The above graph shows that initial estimates of real GDP were higher than final revisions 3 years later. First month estimates for economic growth in Q2 2008 was 0.2%. Yet three years later, this positive growth has been downgraded to -0.6 – a serious downturn.
The first-month estimate for Q3 2008 was -0.5%. But, three years later, this was revised to a much more serious -1.7%
When growth is more stable, revisions tend to be much smaller. We can see accurate real GDP stats as a potential delayed indicator.
- Consumer confidence
- Managers purchasing index
- Bond yields
- Money supply
- Consumer confidence. Often one of the best and quickest indicators of future economic activity.
source: GFK Consumer Confidence Barometer | 30 November 2012
Consumer confidence fell early in 2008, hinting at future falls in real GDP.
2. Purchase of capital goods. Investment in new capital is a barometer of the business cycle. If firms are confident about future demand, they will purchase more capital goods.
This purchase will, in itself, help increase economic activity. In the lead-up to a recession, you would expect firms to cut back on capital purchases.
This can be illustrated through indexes, such as IHS Markit’s Purchasing Manager’s Index, or PMI,
Source: ONS NPEN
Business investment fell in Q2 2008 – just at the time real GDP starts to decline. The trough of investment was a similar time to the upturn in real GDP.
Construction sector. The construction sector is an indicator of economic activity. It tends to be one of the most volatile sectors. Falling demand for new building permits is an indicator construction sector is going into a downturn and this will forewarn a larger economic downturn.
FTSE-250. The stock market may reflect investor sentiment. Expectations of recession causing share prices to fall, especially in critical sectors construction and travel.
Bond yields. A fall in long-term bond yields can indicate markets expect a recession and future cuts in interest rates. It also shows investors want the security of government bonds rather than more risky shares. A negative yield curve is an indicator of negative expectations.

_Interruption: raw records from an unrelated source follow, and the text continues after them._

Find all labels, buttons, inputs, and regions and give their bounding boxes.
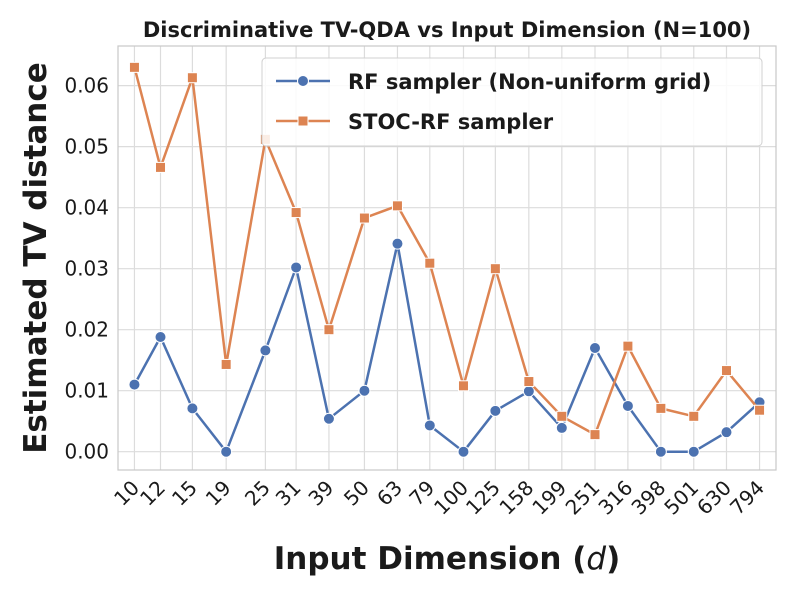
- data-point-stoc: [622, 340, 634, 352]
- y-tick-label: 0.01: [64, 379, 109, 403]
- data-point-rf: [220, 445, 233, 458]
- legend-marker-rf: [297, 75, 309, 87]
- data-point-rf: [489, 404, 502, 417]
- data-point-rf: [423, 419, 436, 432]
- x-tick-label: 50: [339, 476, 374, 511]
- data-point-rf: [687, 445, 700, 458]
- data-point-stoc: [155, 161, 167, 173]
- y-tick-label: 0.06: [64, 74, 109, 98]
- data-point-rf: [588, 341, 601, 354]
- data-point-stoc: [556, 410, 568, 422]
- data-point-rf: [457, 445, 470, 458]
- data-point-stoc: [391, 200, 403, 212]
- plot-frame: [117, 45, 777, 471]
- data-point-rf: [391, 237, 404, 250]
- data-point-stoc: [489, 263, 501, 275]
- x-axis-label-var: d: [586, 541, 606, 577]
- data-point-stoc: [358, 212, 370, 224]
- legend-label-rf: RF sampler (Non-uniform grid): [348, 70, 711, 94]
- legend-box: [261, 57, 763, 147]
- data-point-stoc: [754, 404, 766, 416]
- y-tick-label: 0.04: [64, 196, 109, 220]
- data-point-stoc: [290, 207, 302, 219]
- data-point-stoc: [128, 61, 140, 73]
- legend-marker-stoc: [297, 115, 309, 127]
- series-line-stoc: [133, 67, 761, 436]
- series-layer: [128, 61, 766, 458]
- data-point-stoc: [220, 358, 232, 370]
- data-point-rf: [555, 421, 568, 434]
- x-axis-label: Input Dimension (d): [274, 541, 621, 577]
- y-axis-label: Estimated TV distance: [18, 62, 54, 454]
- data-point-stoc: [688, 410, 700, 422]
- y-tick-label: 0.00: [64, 440, 109, 464]
- x-tick-label: 63: [372, 476, 407, 511]
- data-point-rf: [522, 385, 535, 398]
- x-tick-label: 25: [240, 476, 275, 511]
- y-tick-labels: 0.00 0.01 0.02 0.03 0.04 0.05 0.06: [64, 74, 109, 464]
- x-tick-label: 794: [725, 476, 769, 520]
- x-axis-label-suffix: ): [606, 541, 620, 577]
- x-tick-label: 12: [135, 476, 170, 511]
- data-point-stoc: [523, 376, 535, 388]
- legend: RF sampler (Non-uniform grid) STOC-RF sa…: [261, 57, 763, 147]
- data-point-stoc: [720, 365, 732, 377]
- data-point-stoc: [655, 402, 667, 414]
- data-point-rf: [154, 331, 167, 344]
- data-point-rf: [259, 344, 272, 357]
- x-tick-label: 15: [167, 476, 202, 511]
- data-point-stoc: [589, 429, 601, 441]
- legend-label-stoc: STOC-RF sampler: [348, 110, 554, 134]
- x-axis-label-prefix: Input Dimension (: [274, 541, 587, 577]
- x-tick-label: 19: [201, 476, 236, 511]
- y-tick-label: 0.03: [64, 257, 109, 281]
- data-point-rf: [720, 426, 733, 439]
- data-point-rf: [621, 399, 634, 412]
- data-point-rf: [322, 412, 335, 425]
- data-point-rf: [128, 378, 141, 391]
- data-point-stoc: [424, 257, 436, 269]
- data-point-rf: [654, 445, 667, 458]
- series-line-rf: [133, 242, 761, 453]
- data-point-stoc: [186, 72, 198, 84]
- y-tick-label: 0.02: [64, 318, 109, 342]
- data-point-rf: [358, 384, 371, 397]
- x-tick-label: 39: [303, 476, 338, 511]
- x-tick-label: 31: [271, 476, 306, 511]
- data-point-stoc: [457, 380, 469, 392]
- chart-title: Discriminative TV-QDA vs Input Dimension…: [143, 18, 751, 42]
- data-point-stoc: [323, 324, 335, 336]
- data-point-rf: [186, 402, 199, 415]
- y-tick-label: 0.05: [64, 135, 109, 159]
- data-point-rf: [290, 261, 303, 274]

Money supply. The money supply is often considered a leading indicator. Fall in money supply and an indicator of economic activity. However, in last recession, the money supply (both broad and narrow) was a lagging indicator.
After 2008 recession, the money supply didn’t fall immediately. It took until the start of 2009 for M4 growth to decline and the second half for M0 to fall.

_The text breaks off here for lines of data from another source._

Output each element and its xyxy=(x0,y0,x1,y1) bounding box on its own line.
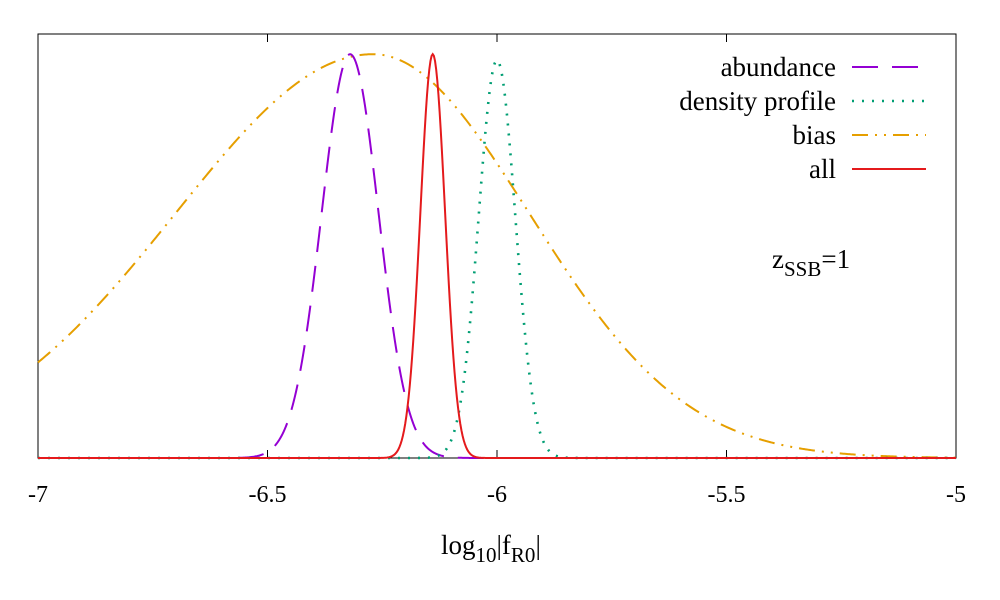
legend-label-all: all xyxy=(809,154,836,184)
series-layer xyxy=(37,52,957,460)
annotation-zssb: zSSB=1 xyxy=(772,244,850,281)
x-axis-ticks: -7 -6.5 -6 -5.5 -5 xyxy=(28,34,966,508)
legend-label-bias: bias xyxy=(793,120,837,150)
x-tick-label: -5.5 xyxy=(708,482,746,508)
legend-label-density-profile: density profile xyxy=(679,86,836,116)
x-tick-label: -5 xyxy=(946,482,966,508)
x-tick-label: -6 xyxy=(487,482,507,508)
legend: abundance density profile bias all xyxy=(679,52,926,184)
x-axis-label: log10|fR0| xyxy=(441,530,541,567)
x-tick-label: -6.5 xyxy=(249,482,287,508)
x-tick-label: -7 xyxy=(28,482,48,508)
series-line-all xyxy=(38,52,956,459)
legend-label-abundance: abundance xyxy=(721,52,836,82)
series-line-bias xyxy=(37,53,957,459)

It can be difficult to know the exact state of the economy. Certain leading indicators can often be a good guide to future trends. In particular, levels of consumer and business confidence are often a good guide to expectations. Then we see statistics, such as the purchase of capital goods and average weekly hours worked as an indicator of where the economy may be going.
Some indicators lag behind the rest of the economy. The traditional lagging indicator is the rate of unemployment. However, in recent years, unemployment has become more responsive to economic cycle – an indication it is easier to hire and fire workers.
Also, statistics we may expect to be leading or coincident (such as money supply) can be more unpredictable in practice, with last recession, money supply growth lagging behind changes in real GDP.